Cancer is a rotten son of a bitch. I hate it. It broke my heart to receive emails from Ed late in his battle, his mind no longer working the way it once had, the words harder to arrange in the right order. The writers code that “All the correct words are right there, it’s just that getting them in the right order can be tough” seemed more true by the day. Eventually, too soon it seemed, cancer won. And although I feel that our friendship survived that battle, our conversation ended that day. And life has been strangely silent for me since.
I love my wife, and we have wonderful conversations and share many dreams. There are other friends and acquaintances and life is good and can often be full. We have been blessed with great children and grandchildren. But what is it about a friend then, a true best friend, that seems irreplaceable.
Shortly after Ed’s death, I swapped email with another of his good friends and we shared a few “Big Eddie” stories. He sent me a passage written by Antoine de St. Exupery, saying it had given him solace in the past and that perhaps it could for me as well.
“Nothing, in truth, can ever replace a lost companion. Old comrades cannot be manufactured. There is nothing that can equal the treasure of so many shared memories, so many bad times endured together, so many quarrels, reconciliations, heartfelt impulses. Friendships like that cannot be reconstructed. If you plant an oak, you will hope in vain to sit soon under its shade.
For such is life. We grow rich as we plant through the early years, but then come the years when time undoes our work and cuts down our trees. One by one our comrades deprive us of their shade, and within our mourning we always feel now the secret grief of growing old.
If I search among my memories for those whose taste is lasting, if I write the balance sheet of the moments that truly counted, I surely find those that no fortune could have bought me. You cannot buy the friendship of a companion bound to you forever by ordeals endured together.”
Yeah, what he said. Damn. Ol, Antoine sure has no problem finding the right order for his words.
• • • • • •
It was my wife, Diana, though, who offered what may be a solution to the problem of the now silent conversation with Eddie.
“You need to get it going again,” she said.
“Uh, he’s DEAD,” I said.
“No he’s not. Not in your heart, and you know that. You need to start writing to him again. You still have stories to tell, laughs to share, good times to recount. Do it. Start writing your “Letters to Eddie” again. It would do you some good,” she said.
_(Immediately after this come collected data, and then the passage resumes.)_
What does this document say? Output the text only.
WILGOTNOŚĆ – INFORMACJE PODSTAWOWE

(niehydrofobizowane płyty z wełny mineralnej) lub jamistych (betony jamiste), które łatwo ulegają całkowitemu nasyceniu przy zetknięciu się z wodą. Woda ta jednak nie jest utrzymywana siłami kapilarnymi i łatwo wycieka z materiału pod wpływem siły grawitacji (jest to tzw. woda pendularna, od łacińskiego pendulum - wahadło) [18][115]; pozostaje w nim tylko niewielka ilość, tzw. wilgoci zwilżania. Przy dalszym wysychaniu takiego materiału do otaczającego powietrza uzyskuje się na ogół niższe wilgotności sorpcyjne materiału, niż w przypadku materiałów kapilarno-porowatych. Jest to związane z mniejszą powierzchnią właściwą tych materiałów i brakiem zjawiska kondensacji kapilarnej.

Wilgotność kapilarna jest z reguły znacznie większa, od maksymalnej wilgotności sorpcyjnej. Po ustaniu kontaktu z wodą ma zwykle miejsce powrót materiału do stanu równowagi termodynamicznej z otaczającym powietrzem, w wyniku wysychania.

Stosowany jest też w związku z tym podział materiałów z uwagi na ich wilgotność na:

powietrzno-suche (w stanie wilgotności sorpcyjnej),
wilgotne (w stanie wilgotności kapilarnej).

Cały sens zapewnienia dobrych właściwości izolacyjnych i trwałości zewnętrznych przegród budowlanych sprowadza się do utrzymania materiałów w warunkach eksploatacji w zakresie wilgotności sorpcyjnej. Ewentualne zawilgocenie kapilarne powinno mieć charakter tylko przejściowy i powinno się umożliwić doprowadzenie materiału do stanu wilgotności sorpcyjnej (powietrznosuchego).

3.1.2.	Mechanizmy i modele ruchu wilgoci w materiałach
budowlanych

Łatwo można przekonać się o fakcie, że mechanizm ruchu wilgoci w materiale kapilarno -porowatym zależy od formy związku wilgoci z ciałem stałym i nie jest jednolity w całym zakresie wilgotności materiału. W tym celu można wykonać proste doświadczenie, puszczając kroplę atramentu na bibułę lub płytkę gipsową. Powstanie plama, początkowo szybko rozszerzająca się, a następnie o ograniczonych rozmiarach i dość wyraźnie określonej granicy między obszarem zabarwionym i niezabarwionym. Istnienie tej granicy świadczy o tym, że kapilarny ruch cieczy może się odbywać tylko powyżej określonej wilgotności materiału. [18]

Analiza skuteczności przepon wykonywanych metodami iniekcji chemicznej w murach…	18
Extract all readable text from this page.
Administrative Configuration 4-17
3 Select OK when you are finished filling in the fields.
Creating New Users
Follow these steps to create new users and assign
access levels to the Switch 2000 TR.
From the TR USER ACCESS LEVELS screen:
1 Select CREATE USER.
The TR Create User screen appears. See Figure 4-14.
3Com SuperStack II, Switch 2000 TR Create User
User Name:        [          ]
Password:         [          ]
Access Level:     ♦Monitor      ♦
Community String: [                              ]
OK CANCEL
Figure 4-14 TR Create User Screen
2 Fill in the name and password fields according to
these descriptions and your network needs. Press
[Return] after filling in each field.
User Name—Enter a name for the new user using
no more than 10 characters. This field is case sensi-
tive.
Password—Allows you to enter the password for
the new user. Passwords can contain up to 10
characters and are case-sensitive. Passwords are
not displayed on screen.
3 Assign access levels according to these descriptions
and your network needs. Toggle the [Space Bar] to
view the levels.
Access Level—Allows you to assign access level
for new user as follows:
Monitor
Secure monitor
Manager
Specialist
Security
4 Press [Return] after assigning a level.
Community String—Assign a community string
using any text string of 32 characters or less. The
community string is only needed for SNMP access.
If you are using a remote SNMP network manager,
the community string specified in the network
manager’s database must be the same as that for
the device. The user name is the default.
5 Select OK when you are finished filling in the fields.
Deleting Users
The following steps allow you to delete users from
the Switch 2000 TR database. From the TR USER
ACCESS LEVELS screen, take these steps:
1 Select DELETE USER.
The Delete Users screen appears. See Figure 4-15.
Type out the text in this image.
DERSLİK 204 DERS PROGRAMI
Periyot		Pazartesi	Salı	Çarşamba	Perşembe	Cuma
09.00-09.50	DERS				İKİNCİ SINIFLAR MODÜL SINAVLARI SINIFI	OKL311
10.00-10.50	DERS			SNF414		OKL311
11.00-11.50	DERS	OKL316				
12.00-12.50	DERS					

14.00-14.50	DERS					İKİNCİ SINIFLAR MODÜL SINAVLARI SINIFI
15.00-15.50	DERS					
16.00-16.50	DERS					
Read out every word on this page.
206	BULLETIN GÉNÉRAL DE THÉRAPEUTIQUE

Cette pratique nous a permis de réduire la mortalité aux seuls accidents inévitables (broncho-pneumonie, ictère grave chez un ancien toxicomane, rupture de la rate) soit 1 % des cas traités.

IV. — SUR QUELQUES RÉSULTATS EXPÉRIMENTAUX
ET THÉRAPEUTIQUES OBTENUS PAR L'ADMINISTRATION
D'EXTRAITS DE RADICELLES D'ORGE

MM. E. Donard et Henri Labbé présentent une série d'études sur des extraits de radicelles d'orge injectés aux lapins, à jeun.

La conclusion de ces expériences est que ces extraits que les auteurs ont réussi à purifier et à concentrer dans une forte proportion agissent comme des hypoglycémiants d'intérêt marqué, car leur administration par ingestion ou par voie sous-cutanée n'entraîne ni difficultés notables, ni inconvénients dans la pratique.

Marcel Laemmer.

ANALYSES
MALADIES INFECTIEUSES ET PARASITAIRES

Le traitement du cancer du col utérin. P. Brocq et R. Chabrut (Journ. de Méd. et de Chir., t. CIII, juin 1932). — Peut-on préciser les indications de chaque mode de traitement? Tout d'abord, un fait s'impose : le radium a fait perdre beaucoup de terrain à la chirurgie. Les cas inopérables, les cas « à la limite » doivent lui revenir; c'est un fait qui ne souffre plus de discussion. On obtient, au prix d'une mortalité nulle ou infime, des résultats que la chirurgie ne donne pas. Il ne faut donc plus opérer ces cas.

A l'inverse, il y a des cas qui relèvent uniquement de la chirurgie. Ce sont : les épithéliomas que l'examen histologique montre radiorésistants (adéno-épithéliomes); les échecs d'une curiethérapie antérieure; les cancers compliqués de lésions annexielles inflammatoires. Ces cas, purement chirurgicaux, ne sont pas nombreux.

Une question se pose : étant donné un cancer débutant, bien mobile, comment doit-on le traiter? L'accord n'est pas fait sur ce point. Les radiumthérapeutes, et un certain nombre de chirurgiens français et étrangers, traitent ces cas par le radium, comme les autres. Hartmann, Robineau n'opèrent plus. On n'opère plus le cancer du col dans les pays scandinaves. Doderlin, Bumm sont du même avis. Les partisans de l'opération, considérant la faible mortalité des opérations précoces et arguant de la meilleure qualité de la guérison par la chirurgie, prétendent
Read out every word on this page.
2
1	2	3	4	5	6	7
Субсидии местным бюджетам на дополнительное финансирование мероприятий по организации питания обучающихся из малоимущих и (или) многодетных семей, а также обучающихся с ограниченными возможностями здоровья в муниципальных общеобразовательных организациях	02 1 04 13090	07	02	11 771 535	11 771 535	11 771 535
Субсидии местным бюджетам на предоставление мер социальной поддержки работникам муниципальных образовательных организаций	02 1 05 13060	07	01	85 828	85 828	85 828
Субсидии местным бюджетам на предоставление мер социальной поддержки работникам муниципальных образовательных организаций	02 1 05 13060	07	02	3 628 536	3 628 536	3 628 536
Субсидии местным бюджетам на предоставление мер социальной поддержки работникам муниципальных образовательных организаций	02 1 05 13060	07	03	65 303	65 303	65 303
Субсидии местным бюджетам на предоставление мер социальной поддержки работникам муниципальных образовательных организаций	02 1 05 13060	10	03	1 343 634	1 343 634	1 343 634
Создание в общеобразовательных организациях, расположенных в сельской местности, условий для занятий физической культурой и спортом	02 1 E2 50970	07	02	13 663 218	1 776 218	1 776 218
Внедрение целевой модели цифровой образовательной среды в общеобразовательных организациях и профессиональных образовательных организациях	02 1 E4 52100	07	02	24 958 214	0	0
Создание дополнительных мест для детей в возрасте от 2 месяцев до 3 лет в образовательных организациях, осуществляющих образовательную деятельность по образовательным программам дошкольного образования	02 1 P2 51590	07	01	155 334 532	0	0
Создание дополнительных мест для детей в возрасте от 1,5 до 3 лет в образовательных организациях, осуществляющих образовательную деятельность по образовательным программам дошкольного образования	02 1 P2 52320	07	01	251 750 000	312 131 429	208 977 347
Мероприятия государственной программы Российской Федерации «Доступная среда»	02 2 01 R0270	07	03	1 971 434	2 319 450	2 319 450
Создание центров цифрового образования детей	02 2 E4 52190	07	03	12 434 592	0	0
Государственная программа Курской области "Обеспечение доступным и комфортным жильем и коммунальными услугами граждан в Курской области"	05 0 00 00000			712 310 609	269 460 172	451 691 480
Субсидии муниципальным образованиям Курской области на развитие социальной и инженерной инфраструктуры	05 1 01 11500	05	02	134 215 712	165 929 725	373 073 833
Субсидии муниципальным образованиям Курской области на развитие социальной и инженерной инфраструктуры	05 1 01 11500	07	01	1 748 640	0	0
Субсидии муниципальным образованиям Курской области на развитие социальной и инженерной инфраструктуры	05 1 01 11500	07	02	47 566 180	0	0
I knew that she was right. I checked with Ed’s wife (sorry, I cannot yet bring myself to use “widow.”) Connie agreed. “Do it, Mark,” she said. “I want to read what you have to say to Eddie these days.”
I have thought on it for months, but thinking on it is a sorry substitute for doing it.
But writing letters to a deceased friend? To fill him in on what he’s missing? Well, that goes a little beyond crazy. But Eddie and I always went a little beyond crazy. Ask damn near anyone.
Actually, there’s only one person who needs to be asked.
Whaddya say, Eddie? Is it ok if, from time to time, I drop you a line and let you know what’s happening on this side? They say it will do me some good. What’s that? You say you like the idea? Cool. I will do it then. As time permits. There’s more time where you come from these days. Time here on this side is too damn short, my friend.